It was amazing what she could do with her one good arm.
i was so high it looked like the chipmunks movements were coordinated to that lady gaga song
Is it a bad that I spent my 5 year anniversary with my husband texting my ex boyfriend?
it was a sick party until you insisted on putting on "that's how I beat shaq"
I literally just saw a campus policeman riding a Segway pull over a moving car. you should just give up.
the facebook you made of my ass has 10 times more friends than i do.
Don't worry. I has chaperone.
my purse only fit my wallet or the martini shaker. it wasnt even a question of which i was bringing.
Holy walk of shame. Fuck someone's house. I walked past a family eating their free continental breakfast wearing yesterday's makeup
While all the other girls were trying to out skut the next, Cameron was just doing cartwheels around the bar. I think she's the only one who got laid.

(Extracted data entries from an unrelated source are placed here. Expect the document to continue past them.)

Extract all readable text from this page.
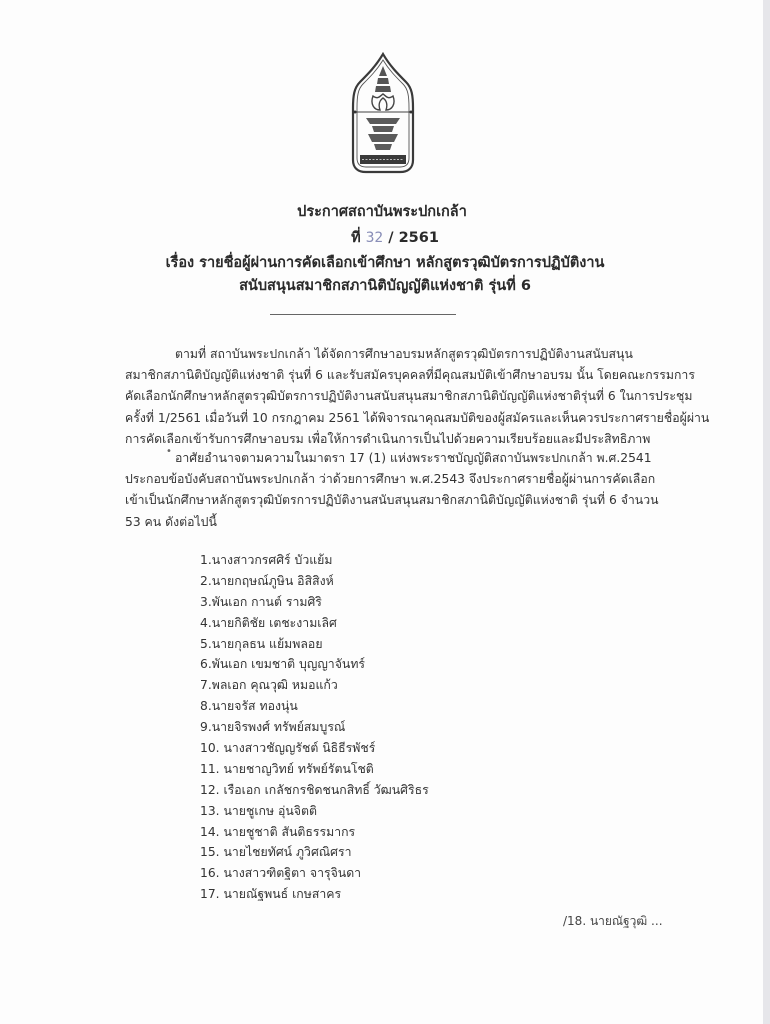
ประกาศสถาบันพระปกเกล้า
ที่ 32 / 2561
เรื่อง รายชื่อผู้ผ่านการคัดเลือกเข้าศึกษา หลักสูตรวุฒิบัตรการปฏิบัติงาน
สนับสนุนสมาชิกสภานิติบัญญัติแห่งชาติ รุ่นที่ 6
ตามที่ สถาบันพระปกเกล้า ได้จัดการศึกษาอบรมหลักสูตรวุฒิบัตรการปฏิบัติงานสนับสนุน
สมาชิกสภานิติบัญญัติแห่งชาติ รุ่นที่ 6 และรับสมัครบุคคลที่มีคุณสมบัติเข้าศึกษาอบรม นั้น โดยคณะกรรมการ
คัดเลือกนักศึกษาหลักสูตรวุฒิบัตรการปฏิบัติงานสนับสนุนสมาชิกสภานิติบัญญัติแห่งชาติรุ่นที่ 6 ในการประชุม
ครั้งที่ 1/2561 เมื่อวันที่ 10 กรกฎาคม 2561 ได้พิจารณาคุณสมบัติของผู้สมัครและเห็นควรประกาศรายชื่อผู้ผ่าน
การคัดเลือกเข้ารับการศึกษาอบรม เพื่อให้การดำเนินการเป็นไปด้วยความเรียบร้อยและมีประสิทธิภาพ
• อาศัยอำนาจตามความในมาตรา 17 (1) แห่งพระราชบัญญัติสถาบันพระปกเกล้า พ.ศ.2541
ประกอบข้อบังคับสถาบันพระปกเกล้า ว่าด้วยการศึกษา พ.ศ.2543 จึงประกาศรายชื่อผู้ผ่านการคัดเลือก
เข้าเป็นนักศึกษาหลักสูตรวุฒิบัตรการปฏิบัติงานสนับสนุนสมาชิกสภานิติบัญญัติแห่งชาติ รุ่นที่ 6 จำนวน
53 คน ดังต่อไปนี้
1.นางสาวกรศศิร์ บัวแย้ม
2.นายกฤษณ์ภูษิน อิสิสิงห์
3.พันเอก กานต์ รามศิริ
4.นายกิติชัย เตชะงามเลิศ
5.นายกุลธน แย้มพลอย
6.พันเอก เขมชาติ บุญญาจันทร์
7.พลเอก คุณวุฒิ หมอแก้ว
8.นายจรัส ทองนุ่น
9.นายจิรพงศ์ ทรัพย์สมบูรณ์
10. นางสาวชัญญรัชต์ นิธิธีรพัชร์
11. นายชาญวิทย์ ทรัพย์รัตนโชติ
12. เรือเอก เกลัชกรชิดชนกสิทธิ์ วัฒนศิริธร
13. นายชูเกษ อุ่นจิตติ
14. นายชูชาติ สันติธรรมากร
15. นายไชยทัศน์ ภูวิศณิศรา
16. นางสาวฑิตฐิตา จารุจินดา
17. นายณัฐพนธ์ เกษสาคร
/18. นายณัฐวุฒิ ...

Judge me all you want, but while you are stuck at home eating Ramen and tap water, I will be dining with some guy who, although might be the same age as my father, is filthy rich.
I told him i turn boys gay hoping that would scare him off. Finally i found a way to take advantage of my disability.
We found him. He was passed out in a McDonalds booth with at least 6 big Mac wrappers. The employee said he kept yelling that he was in America and had the freedom to have big macs. Fucking Italians...
No. Way more drunk than the night I put a snowball in my purse "for later" and woke up to find everything soaking the next day.
But less drunk than the day that Pete took four of your birth control pills thinking they were Advil, right?
So how do I get back in good graces for trying to trade you for superbowl tickets?